In Italia la situazione è molto diversa, e si è ancora ben lontani dal raggiungere il medesimo obiettivo: libertà di assunzione e detenzione opportunamente regolamentata entro i termini previsti dalla Legge. Se di fatto dal 2016 è consentito l’utilizzo di cannabis a scopo terapeutico e unicamente sotto prescrizione medica, la sentenza emessa dalla Corte di Cassazione il 30 maggio 2019 ha contribuito a frenarne la diffusione imponendo severi limiti circa la concentrazione dei principi attivi e relativa efficacia drogante.
A peggiorare ulteriormente la situazione, la proposta a dir poco deleteria promossa dal segretario della Lega Nord Matteo Salvini che, a ridosso della medesima, ha espresso un out nei confronti dei grow shop distribuiti sul territorio nazionale imponendone la chiusura quantomeno momentanea e promuovendo una politica assolutamente distruttiva nei confronti di un mercato in crescente ascesa destinato a migliorare in maniera significativa l’intera economia del Paese.
Oggi la situazione sembra volgere finalmente al cambiamento: in Parlamento si sta discutendo una proposta di legge sottoscritta da 218 deputati, trasversale e che coinvolge tutti gli schieramenti politici grazie alla quale sarebbe possibile mettere in atto un cambiamento finalmente significativo e ragionevolmente evolutivo.
Secondo quanto previsto, i soli maggiorenni potranno detenere una modica quantità di cannabis per uso ricreativo in quantità di 15 grammi se entro le mura domestiche, ridotta a 5 grammi se fuori casa.

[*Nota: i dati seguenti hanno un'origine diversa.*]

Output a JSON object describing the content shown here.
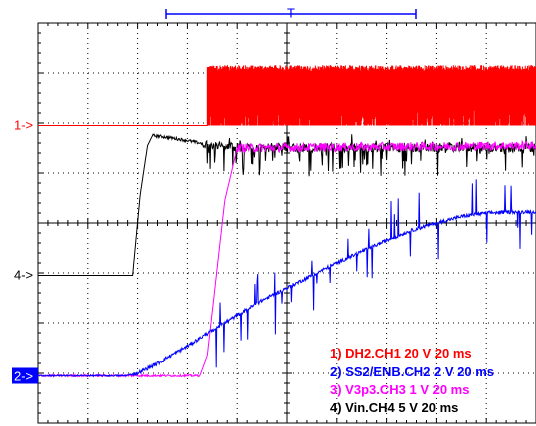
{
  "scope": {
    "colors": {
      "grid": "#000000",
      "background": "#ffffff",
      "ch1": "#ff0000",
      "ch2": "#0000ff",
      "ch3": "#ff00ff",
      "ch4": "#000000",
      "ch2_marker_bg": "#0000ff",
      "ch2_marker_text": "#ffffff",
      "trigger_bar": "#0000ff"
    },
    "trigger_label": "T",
    "markers": [
      {
        "id": "ch1",
        "label": "1->"
      },
      {
        "id": "ch4",
        "label": "4->"
      },
      {
        "id": "ch2",
        "label": "2->"
      }
    ],
    "legend": [
      {
        "id": "ch1",
        "text": "1) DH2.CH1  20  V    20 ms"
      },
      {
        "id": "ch2",
        "text": "2) SS2/ENB.CH2  2  V    20 ms"
      },
      {
        "id": "ch3",
        "text": "3) V3p3.CH3  1  V    20 ms"
      },
      {
        "id": "ch4",
        "text": "4) Vin.CH4  5  V    20 ms"
      }
    ]
  },
  "chart_data": {
    "type": "line",
    "title": "",
    "xlabel": "",
    "ylabel": "",
    "grid": true,
    "divisions": {
      "x": 10,
      "y": 8
    },
    "xlim": [
      0,
      200
    ],
    "x_unit": "ms",
    "legend_position": "bottom-right",
    "series": [
      {
        "name": "DH2.CH1",
        "scale": "20 V/div",
        "ground_marker_div": 5.95,
        "shape": "flat at ground until switching starts, then a dense pulse train between ground and about +1 div",
        "switching_start_ms": 68,
        "switching_high_div": 1.15,
        "x": [
          0,
          68
        ],
        "y_div": [
          0,
          0
        ]
      },
      {
        "name": "SS2/ENB.CH2",
        "scale": "2 V/div",
        "ground_marker_div": 0.95,
        "shape": "slow soft-start ramp with spikes after switching starts",
        "x": [
          0,
          35,
          40,
          50,
          60,
          70,
          80,
          90,
          100,
          110,
          120,
          130,
          140,
          150,
          160,
          170,
          180,
          190,
          200
        ],
        "y_div": [
          0,
          0,
          0.05,
          0.3,
          0.58,
          0.9,
          1.2,
          1.5,
          1.75,
          2.0,
          2.25,
          2.48,
          2.7,
          2.9,
          3.05,
          3.18,
          3.25,
          3.27,
          3.28
        ]
      },
      {
        "name": "V3p3.CH3",
        "scale": "1 V/div",
        "ground_marker_div": 0.95,
        "shape": "rises after switching starts and settles with high-frequency ripple",
        "x": [
          0,
          65,
          68,
          75,
          80,
          200
        ],
        "y_div": [
          0,
          0,
          0.4,
          3.5,
          4.55,
          4.6
        ]
      },
      {
        "name": "Vin.CH4",
        "scale": "5 V/div",
        "ground_marker_div": 2.95,
        "shape": "input steps up, overshoots slightly, then settles with noise",
        "x": [
          0,
          38,
          41,
          44,
          46,
          50,
          60,
          70,
          80,
          200
        ],
        "y_div": [
          0,
          0,
          1.6,
          2.6,
          2.8,
          2.78,
          2.7,
          2.6,
          2.56,
          2.55
        ]
      }
    ]
  }
}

La marijuana potrà dunque essere coltivata a casa in un massimo di 5 piante ma il raccolto non potrà essere in alcun modo venduto.
Potrebbero arrivare in Italia anche i Cannabis Social Club attraverso i quali i cittadini residenti in Italia superata la maggiore età, potranno coltivare in forma associata mediante enti senza fini di lucro radunandosi in veri e propri gruppi con un massimo di 50 membri. Regole precise anche per quanto concerne la commercializzazione di cannabis: previa autorizzazione sarà possibile coltivarla e commercializzarla mediante vendita al dettaglio presso negozi dedicati, autorizzati e muniti di licenza dei Monopoli di Stato.
Resterebbero invece vietate sia l’importazione che l’esportazione. Il disegno di legge consentirebbe altresì anche l’auto-coltivazione a scopo terapeutico, semplificando tuttavia anche le modalità di prescrizione legate ai farmaci a base di cannabidoidi. L’eventuale abrogazione della legge sarà discussa entro l’autunno 2019, sperando in un esito positivo che comporterebbe una sensibile riduzione della microcriminalità e la crescita di un mercato attualmente fiorente e destinato a migliorare sensibilmente anche l’intera economia nazionale.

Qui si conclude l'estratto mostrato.